Gastronomia Trascendentale
Sidro di mele trentine e allegria: a Milano la moda dei frutti della Val di Non
Milano, venite dalla A1, tangenziale est, uscita Rubattino: una facile gimcana e, imboccato il cavalcavia Buccari sulla sinistra, eccovi in una delle numerose vecchie aree industriali di Milano, oggi riconvertita a zona di servizi e intrattenimento.
Facile arrivarci con l’alta velocità che collega in un batter d’occhio da este, da ovest e da sud al capoluogo lombardo e poi di là, in via Corelli 31.
Vi passerete (20 €. a testa) due orette simpaticissime in compagnia di un menù creativo appoggiato su quel frutto controverso che è la mela, salutare e simbolico: la serie delle 10 portate è tutta gradevolissima e di ottima qualità, ideale per accompagnate i differenti tipi di sidro a gogò che vi versate voi a volontà, direttamente dalle botti.
E, data la bassa gradazione, con un poco di attenzione potrete forse anche guidarci su. Oppure attendere di smaltire del tutto nelle diverse discoteche delle vie limitrofe.
“Dio stramaledica gli inglesi”, “Perfida Albione”, “Plutocrazie…”: la retorica fascista della prim’ora si è scontrata con la tradizione del sidro, propria di alcune zone del nord Italia (Piemonte, Valle d’Aosta, Trentino Alto Adige) e identitaria per le popolazioni del nord Europa già percepite come antagoniste.
Questa simpatica bevanda, anche spumeggiante come la birra oppure ferma, in epoca di costruzione nazionale italiana era stata volutamente sacrificata sull’ara del vero bere nazional-popolare dello Stivale: il vino. Comprensibile, per l’epoca…
Ora, però, che l’Italia ha accumulato 150 anni d’unità, controversa e variegata, perché non recuperare una tradizione e uno stile di consumo?
Per di più, anche nelle Asturie e nei Paesi Baschi il sidro è di casa e i fasti anglosassoni sono ormai, volenti o nolenti, un dato di fatto e una profonda dimensione di questa umanità d’esordio millennio, che parla inglese in internet e nel business, nelle comunicazioni scientifiche e nel cinema.
Quindi, che male farà mai un sorso di sidro, quando poi viene magari dalle mele della val di Non? E io, Diletto Sapori, l’ho chiesto a Cinzia, simpaticissima anfitrione insieme col marito di questo buffo posto, così italiano e milanese da attirargli le mie simpatie.

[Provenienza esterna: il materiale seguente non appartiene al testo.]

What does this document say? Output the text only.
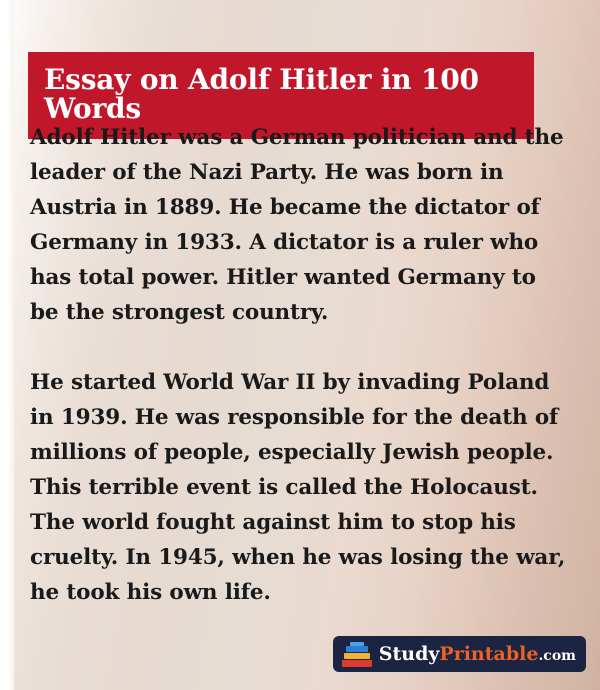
Essay on Adolf Hitler in 100 Words

Adolf Hitler was a German politician and the leader of the Nazi Party. He was born in Austria in 1889. He became the dictator of Germany in 1933. A dictator is a ruler who has total power. Hitler wanted Germany to be the strongest country.

He started World War II by invading Poland in 1939. He was responsible for the death of millions of people, especially Jewish people. This terrible event is called the Holocaust. The world fought against him to stop his cruelty. In 1945, when he was losing the war, he took his own life.

StudyPrintable.com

Perché, cari amici, voi ormai mi conoscete: sono buono e bravo, ma per farmi parlare bene di qualche ristorante o produttore o piatto bisogna proprio che io vi scovi del… trascendentale. Altroché cena offerta e regalino: tutto questo non regge se frutto di piaggeria pubbicitariofila.
Il vostro Diletto Sapori è tutto d’un pezzo e mai e poi mai scriverebbe de “La Sidreria” se i suoi migliori amici (i lettori) poi dovessero stramaledirlo più di quanto successo in altri tempi agli… inglesi!

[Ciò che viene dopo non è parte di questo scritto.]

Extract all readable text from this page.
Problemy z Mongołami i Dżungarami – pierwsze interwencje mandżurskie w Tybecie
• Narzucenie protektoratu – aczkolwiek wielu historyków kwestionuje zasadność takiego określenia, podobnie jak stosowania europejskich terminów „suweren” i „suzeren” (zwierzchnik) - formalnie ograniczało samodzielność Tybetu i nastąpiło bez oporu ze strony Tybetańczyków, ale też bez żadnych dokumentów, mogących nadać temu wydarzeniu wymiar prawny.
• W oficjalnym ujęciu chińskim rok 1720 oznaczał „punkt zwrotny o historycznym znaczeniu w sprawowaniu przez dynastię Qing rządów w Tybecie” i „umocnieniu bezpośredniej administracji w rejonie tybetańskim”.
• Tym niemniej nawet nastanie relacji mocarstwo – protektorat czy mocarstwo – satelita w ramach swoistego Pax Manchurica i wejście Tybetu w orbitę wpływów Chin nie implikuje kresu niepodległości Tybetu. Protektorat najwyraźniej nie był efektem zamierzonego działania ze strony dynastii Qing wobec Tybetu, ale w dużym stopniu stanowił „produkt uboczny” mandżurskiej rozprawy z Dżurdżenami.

E Cinzia, con candore, ha risposto che l’esperienza del bere sidro era disponibile in Italia e, visto che i dati riportavano una ripresa di quel consumo, perché non fondarvi sopra un locale?
E così ecco nascere un posto di distrazione, questo di Milano sud, che mi ha ricordato un bel viaggio nella grande penisola bretone, zona di commistione franco-inglese, nord latina e sud anglosassone.
E la terra d’origine della mia famiglia, il bel Trentino.
Un’alternativa alla birra che, sofferente del medesimo apartheid storico, ha dilagato, come i meno giovani di voi ricorderanno, proprio dagli anni settanta per poi ritornare a far parte del bere tricolore come già fu in molte zone prima dell’era in cui i tre colori erano sostenuti in camicia nera.
Così, passerete una serata bella e simpatica, originale e culturalmente avvincente: potrete provare 6 o 7 tipi di sidro di mele e anche di pere. Chiedete di Cinzia e ditele che vi manda Diletto Sapori: abbiamo avvertito un certo flusso di simpatia… Certamente trascendentale!